During the first 4 weeks of instruction, the professor leads students in a range of experiential and didactic exercises designed to enhance listening skills and build relationships. Students learn the value of developing trust and mutual respect as precursors to community assessment, program planning, and evaluation. Through the use of "dyads"purposeful, timed, 2-person conversationsstudents identify the ways in which speaking is privileged over listening in mainstream culture and practice collaborative learning.60,61 In addition, they pair up to share their opinions about a particular topic before a large-group discussion. In this way, all class members have an opportunity to listen and be heard. One student recalled: "In the beginning, I did not feel comfortable with this style of teaching. I was used to listening to the lecture, reading, and writing. It seems that I was acting like a machine or a computer. But now Ive realized my voice and its empowering."
The subsequent 8 weeks are taught collegially between the professor and the students, who "co-teach" sessions on health and social justice, community-based participatory research, issue selection, media advocacy, ethics, social support, and global health. Here principles of challenge and action require students to develop and apply problem-solving and critical thinking skills. Students also study nonviolence as a health promotion practice and learn how to apply a participatory framework for personal and community empowerment. According to one student, "I appreciated the community framework that was woven throughout the entire class. We were learning about community organizing while actually being a community."
During the final weeks of the semester, the remaining 3 principles, evaluation, reflection, and celebration, are applied. Assessment of student work includes peer reviews and written and verbal feedback. Assessment of teaching includes student evaluations as well as reflection opportunities through journal writing, small-group discussions, and process observation. The final opportunity for reflection is a community circle in which students present an object that symbolizes community or health (or both) and share its significance in relation to the class. Taking the time to develop this "sacred space" has produced mutual accountability and in fact leads to a longer term community feeling that thrives even after the end of the semester. The class concludes with a formal program of student presentations.
One of the students summed up the community organizing component as follows: "The warm community we created was the cornerstone of this experience. We could feel safe, comfortable, and able to be ourselves. I was challenged in so many ways and came away feeling inspired, energized, and passionate about public health."
Building Community and Valuing Diversity
In the area of building community and valuing diversity, students have listed peer education and the ongoing involvement of a graduate student teaching assistant as "most helpful in building community, learning to work together, and treating each other as colleagues." Inclusion of students in multiple roles within the classroom fosters a sense of camaraderie and cohesiveness.

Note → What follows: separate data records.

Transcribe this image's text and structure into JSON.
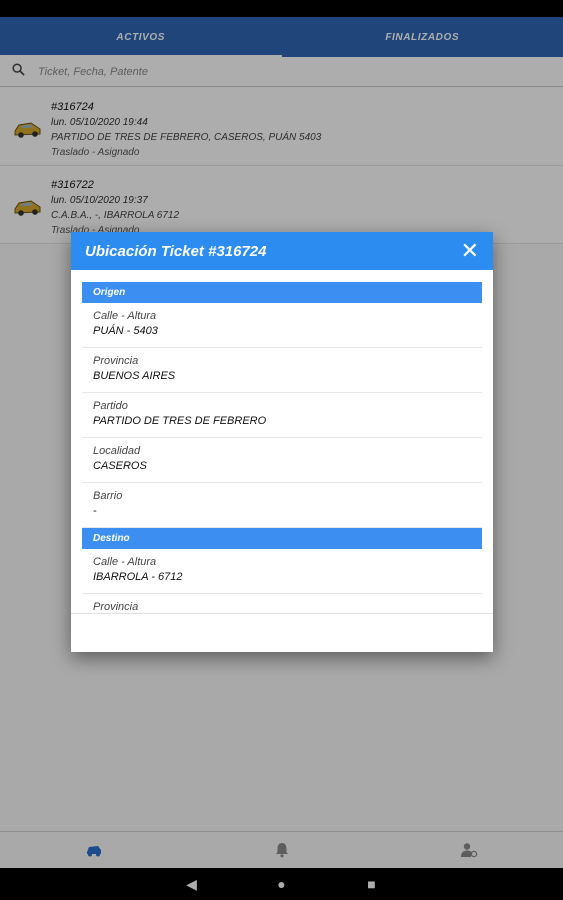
{
  "tabs": [
    {
      "label": "ACTIVOS"
    },
    {
      "label": "FINALIZADOS"
    }
  ],
  "search": {
    "placeholder": "Ticket, Fecha, Patente"
  },
  "tickets": [
    {
      "number": "#316724",
      "date": "lun. 05/10/2020 19:44",
      "address": "PARTIDO DE TRES DE FEBRERO, CASEROS, PUÁN 5403",
      "status": "Traslado - Asignado"
    },
    {
      "number": "#316722",
      "date": "lun. 05/10/2020 19:37",
      "address": "C.A.B.A., -, IBARROLA 6712",
      "status": "Traslado - Asignado"
    }
  ],
  "modal": {
    "title": "Ubicación Ticket #316724",
    "close": "✕",
    "origen": {
      "heading": "Origen",
      "fields": [
        {
          "label": "Calle - Altura",
          "value": "PUÁN - 5403"
        },
        {
          "label": "Provincia",
          "value": "BUENOS AIRES"
        },
        {
          "label": "Partido",
          "value": "PARTIDO DE TRES DE FEBRERO"
        },
        {
          "label": "Localidad",
          "value": "CASEROS"
        },
        {
          "label": "Barrio",
          "value": "-"
        }
      ]
    },
    "destino": {
      "heading": "Destino",
      "fields": [
        {
          "label": "Calle - Altura",
          "value": "IBARROLA - 6712"
        },
        {
          "label": "Provincia",
          "value": ""
        }
      ]
    }
  },
  "colors": {
    "primary": "#2f66b6",
    "accent": "#2d8cf0"
  },
  "icons": {
    "search": "search-icon",
    "car": "car-icon",
    "bell": "bell-icon",
    "profile": "profile-icon",
    "close": "close-icon"
  }
}
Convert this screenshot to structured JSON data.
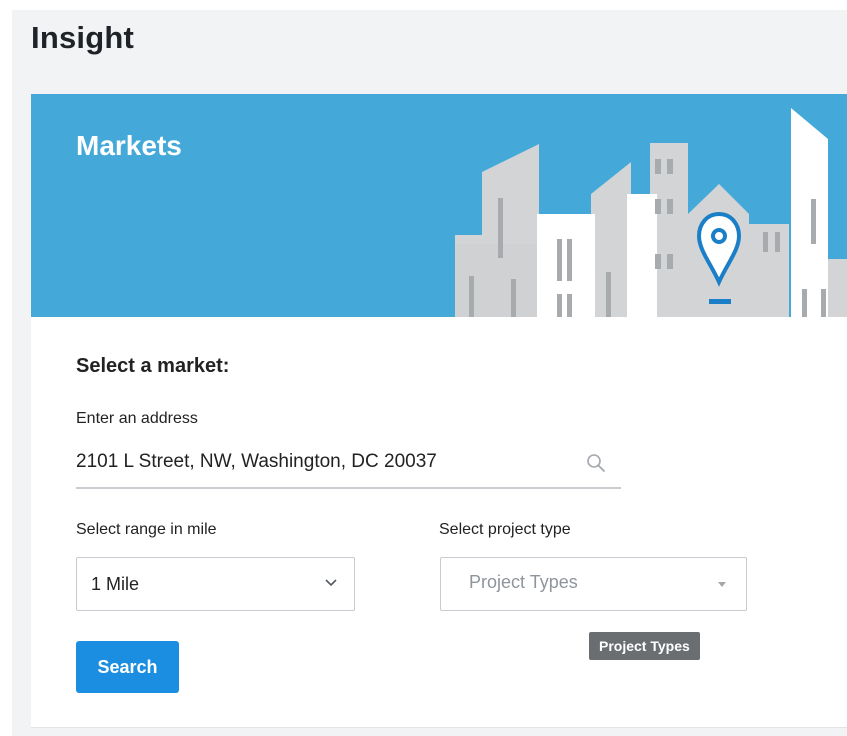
{
  "app": {
    "title": "Insight"
  },
  "banner": {
    "title": "Markets"
  },
  "form": {
    "heading": "Select a market:",
    "address": {
      "label": "Enter an address",
      "value": "2101 L Street, NW, Washington, DC 20037",
      "icon": "search-icon"
    },
    "range": {
      "label": "Select range in mile",
      "selected": "1 Mile",
      "icon": "chevron-down-icon"
    },
    "project_type": {
      "label": "Select project type",
      "placeholder": "Project Types",
      "icon": "caret-down-icon",
      "tooltip": "Project Types"
    },
    "search_button": "Search"
  },
  "colors": {
    "banner": "#44a9d8",
    "accent": "#1b8ee2",
    "map_pin": "#1b7fc7"
  }
}
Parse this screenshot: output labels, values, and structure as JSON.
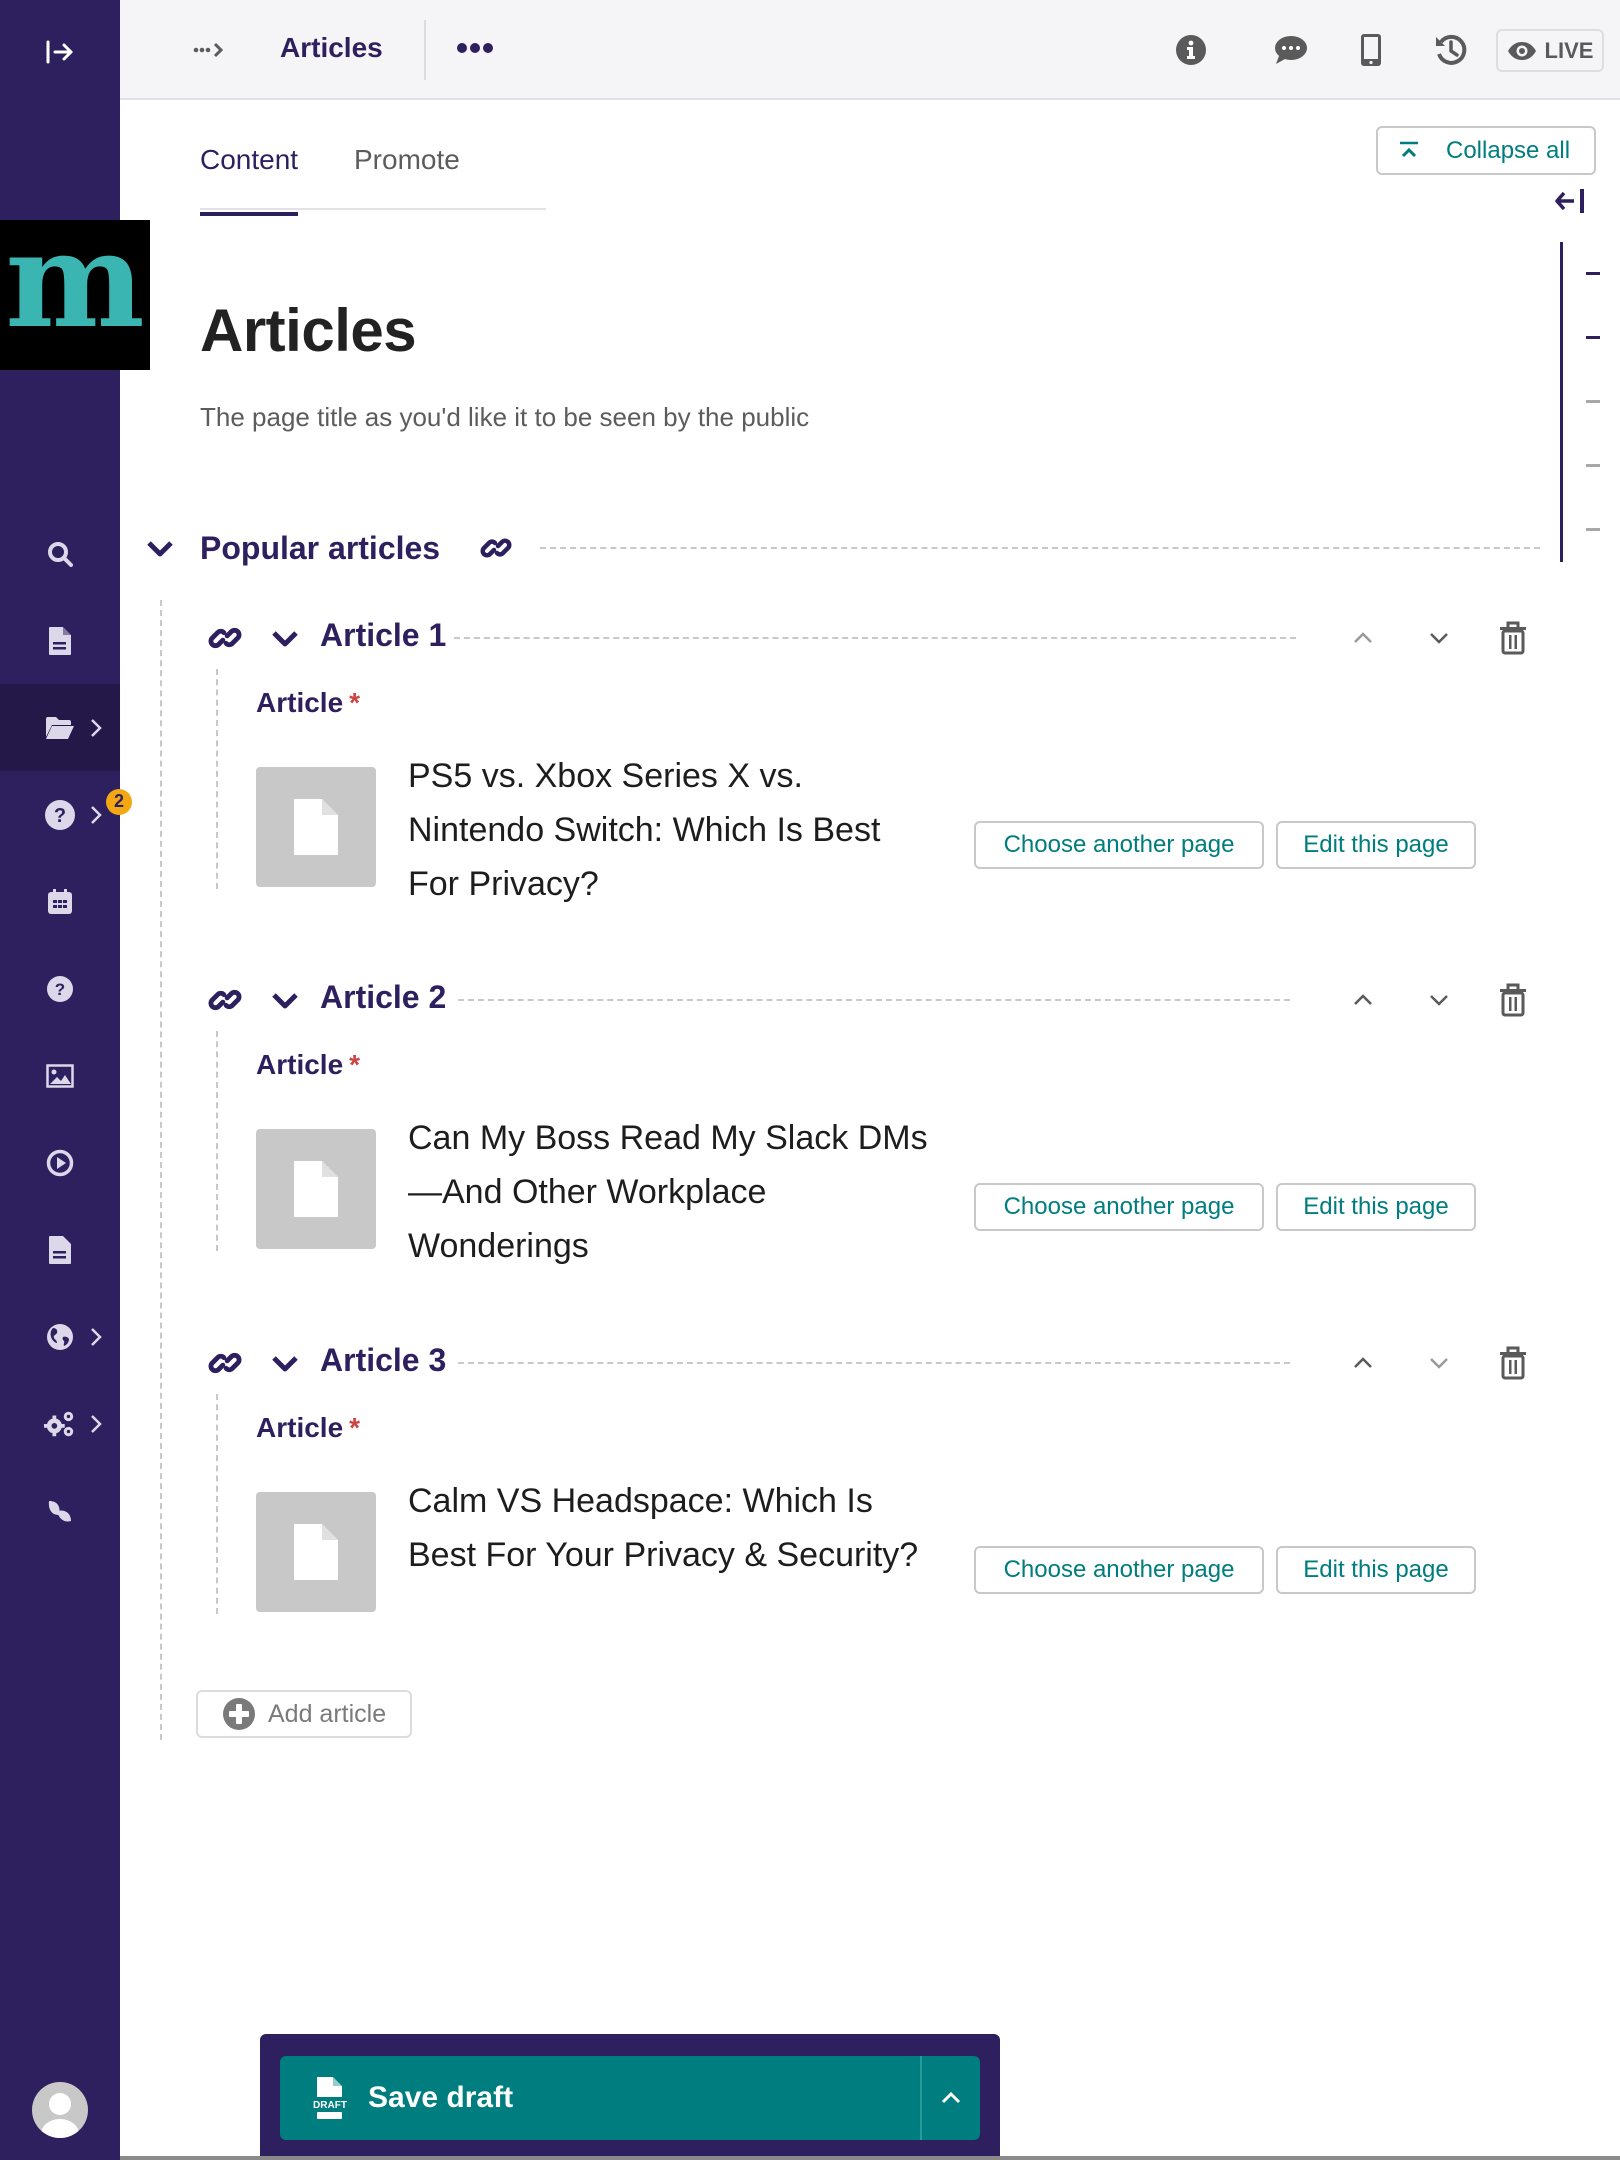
{
  "sidebar": {
    "toggle_icon": "expand-sidebar-icon",
    "logo_text": "m",
    "items": [
      {
        "icon": "search-icon",
        "label": "Search",
        "has_submenu": false
      },
      {
        "icon": "document-icon",
        "label": "Pages",
        "has_submenu": false
      },
      {
        "icon": "folder-open-icon",
        "label": "Explorer",
        "has_submenu": true,
        "active": true
      },
      {
        "icon": "help-icon",
        "label": "Help",
        "has_submenu": true,
        "badge": "2"
      },
      {
        "icon": "calendar-icon",
        "label": "Calendar",
        "has_submenu": false
      },
      {
        "icon": "question-icon",
        "label": "FAQ",
        "has_submenu": false
      },
      {
        "icon": "image-icon",
        "label": "Images",
        "has_submenu": false
      },
      {
        "icon": "media-play-icon",
        "label": "Media",
        "has_submenu": false
      },
      {
        "icon": "document-icon",
        "label": "Documents",
        "has_submenu": false
      },
      {
        "icon": "globe-icon",
        "label": "Sites",
        "has_submenu": true
      },
      {
        "icon": "cogs-icon",
        "label": "Settings",
        "has_submenu": true
      },
      {
        "icon": "leaf-icon",
        "label": "Wagtail",
        "has_submenu": false
      }
    ],
    "avatar_icon": "user-avatar-icon"
  },
  "header": {
    "breadcrumb_icon": "breadcrumb-expand-icon",
    "title": "Articles",
    "more_icon": "more-actions-icon",
    "icons": [
      "info-icon",
      "comment-icon",
      "mobile-preview-icon",
      "history-icon"
    ],
    "live_label": "LIVE"
  },
  "tabs": [
    {
      "label": "Content",
      "active": true
    },
    {
      "label": "Promote",
      "active": false
    }
  ],
  "collapse_all_label": "Collapse all",
  "page": {
    "title": "Articles",
    "help_text": "The page title as you'd like it to be seen by the public"
  },
  "section": {
    "title": "Popular articles"
  },
  "articles": [
    {
      "heading": "Article 1",
      "field_label": "Article",
      "required_mark": "*",
      "page_title": "PS5 vs. Xbox Series X vs. Nintendo Switch: Which Is Best For Privacy?",
      "choose_label": "Choose another page",
      "edit_label": "Edit this page",
      "move_up_disabled": true,
      "move_down_disabled": false
    },
    {
      "heading": "Article 2",
      "field_label": "Article",
      "required_mark": "*",
      "page_title": "Can My Boss Read My Slack DMs—And Other Workplace Wonderings",
      "choose_label": "Choose another page",
      "edit_label": "Edit this page",
      "move_up_disabled": false,
      "move_down_disabled": false
    },
    {
      "heading": "Article 3",
      "field_label": "Article",
      "required_mark": "*",
      "page_title": "Calm VS Headspace: Which Is Best For Your Privacy & Security?",
      "choose_label": "Choose another page",
      "edit_label": "Edit this page",
      "move_up_disabled": false,
      "move_down_disabled": true
    }
  ],
  "add_article_label": "Add article",
  "footer": {
    "save_label": "Save draft",
    "draft_icon_text": "DRAFT"
  },
  "colors": {
    "sidebar_bg": "#2e1f5e",
    "accent_teal": "#007d7e",
    "logo_teal": "#3bb5b2",
    "badge": "#f3a712",
    "required": "#cd4444"
  }
}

Students learn that they are not simply receptacles for information; rather, they are an integral part of the learning process.
Peer education values diverse learning styles and facilitates the development of partnerships between faculty members and students. The educational process is enriched when students participate and assume pedagogical roles among their peers. Peer education emphasizes critical thinking skills as well as the rhetorical skills of discussion, group collaboration, debate, and public speaking. As a means of maximizing participation, students work in groups of 3 to design and lead a weekly discussion of assigned readings in a limited time frame. One student noted: "I felt involved in every class, even when I thought I did not feel ready or willing to get involved. My involvement level was high because of the way the class was designed; there were so many opportunities to participate, I just had to."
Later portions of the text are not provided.